Getting started with Fastai: A no-code overview
Recently I started the Fast.ai course Practical Deep Learning For Coders. Now this isn’t my first time around but I feel less intimidated this time. I watched all the video lessons for the 2020 version of the course, gaining some high level knowledge. I bought the book as well, which is mentioned on the course site lined above. I was excited about what is possible in deep learning yet equally intimidated by the sheer scope of the field.
To this day I am a believer in impostor syndrome; that is, I am living it on daily basis. Though I feel like I don’t know anything I am making tremendous progress in areas directly and indirectly related to deep learning.
For the 2020 course I found it hard to go beyond just running the provided notebooks. The barrier for me - and I’d wager for many others - is getting overwhelmed and making a list of things to learn instead of just doing it. This runs contrary to the Fast.ai principle of top down learning. For me there is a fear of failure in learning and/or establishing a career in data sience.
Yet everyone starts from somewhere and I don’t believe its possible to go from zero to hero in a few weeks. Consistent effort is the recipe for success. Some people find success more quickly, others it takes longer. Persistence is key.
As noted in my first blog post, I’ve resisted starting a blog even though it is an excellent way to share and learn. As I learn I hope to share perspectives that are suited towards people like me; those that are always learning and like to relate to things common sense terms. Lets get started!
The basics
What is deep learning and what is it all about?*
- In normal human speak, deep learning is an evolution and subset of machine learning.
- Deep Learning (DL) is centered around something called neural networks.
- Neural nets are a type of machine learning model architecture, which in theory permit a universally flexible function to approximate any relationship of observations to outcomes.
- A machine learning model is a general way to solve a problem. For example, given some data and some label that it belongs to, e.g. demographic data (features) that maps to what your income might be (target), we try to create a model which “learns” how X (features) maps to y (target).

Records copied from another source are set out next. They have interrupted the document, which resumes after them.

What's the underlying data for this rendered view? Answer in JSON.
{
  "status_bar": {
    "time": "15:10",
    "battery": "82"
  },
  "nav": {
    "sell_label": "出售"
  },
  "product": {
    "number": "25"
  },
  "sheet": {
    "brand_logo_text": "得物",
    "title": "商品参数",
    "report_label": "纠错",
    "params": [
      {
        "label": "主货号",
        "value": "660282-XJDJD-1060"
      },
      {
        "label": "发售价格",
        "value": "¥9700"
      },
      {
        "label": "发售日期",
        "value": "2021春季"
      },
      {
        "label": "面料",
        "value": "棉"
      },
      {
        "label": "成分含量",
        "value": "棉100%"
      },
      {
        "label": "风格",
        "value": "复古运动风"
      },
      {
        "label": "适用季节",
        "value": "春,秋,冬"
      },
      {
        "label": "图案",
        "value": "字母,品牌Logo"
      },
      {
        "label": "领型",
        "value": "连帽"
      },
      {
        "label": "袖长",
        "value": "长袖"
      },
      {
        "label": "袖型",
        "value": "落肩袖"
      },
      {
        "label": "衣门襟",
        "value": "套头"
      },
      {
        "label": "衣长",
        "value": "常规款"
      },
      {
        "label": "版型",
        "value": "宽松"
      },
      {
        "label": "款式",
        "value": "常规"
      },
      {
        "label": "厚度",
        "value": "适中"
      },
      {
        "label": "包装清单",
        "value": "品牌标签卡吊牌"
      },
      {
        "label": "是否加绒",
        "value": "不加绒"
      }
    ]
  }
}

- A model architecture is the math behind this process. Neural nets are flexible because they use clever math to create and learn values of hidden parameters that allow us to go from X -> y.
- Do you need to know the details beyond this? Yeah, you do. But not yet. Don’t worry about it!
Can deep learning be easy?
- Jeremy Howard says it can be learned by doing, and some things that were beyond difficult a decade ago are trivial today.
- It is not easy, however, nor is it quick to learn. Practice on a regular basis and you will accumilate knowledge.
What is a simple way to train a model?
First of all, do yourself a favor and don’t try to write things from scratch. Use Fastai or another library which can abstract the details and boilerplate code. Second, create a model! This will be a computer vision model that classifies species of houseplants. Pick some topic that interests you and solve a trivial problem.
- Here is the repo behind this app, hosted on huggingface spaces here
- Steps:
- get data: web scrape from duck duck go
- preprocess data
- train model
- evaulate result
- create a Gradio app: you don’t need to do much!
- publish model to Huggingface Spaces: use git or even the file upload if git sounds too hard right now
The app
Parting thoughts
Creating a project like the above is relatively straightfoward, but I totally understand how it can seem hard at first. Getting an error or trying to figure out how something works can be a tedious process, but you can do it. It is challenging to learn, and easy to get discouraged. But everyone starts somewhere, and you learn by doing. Stay positive and patient!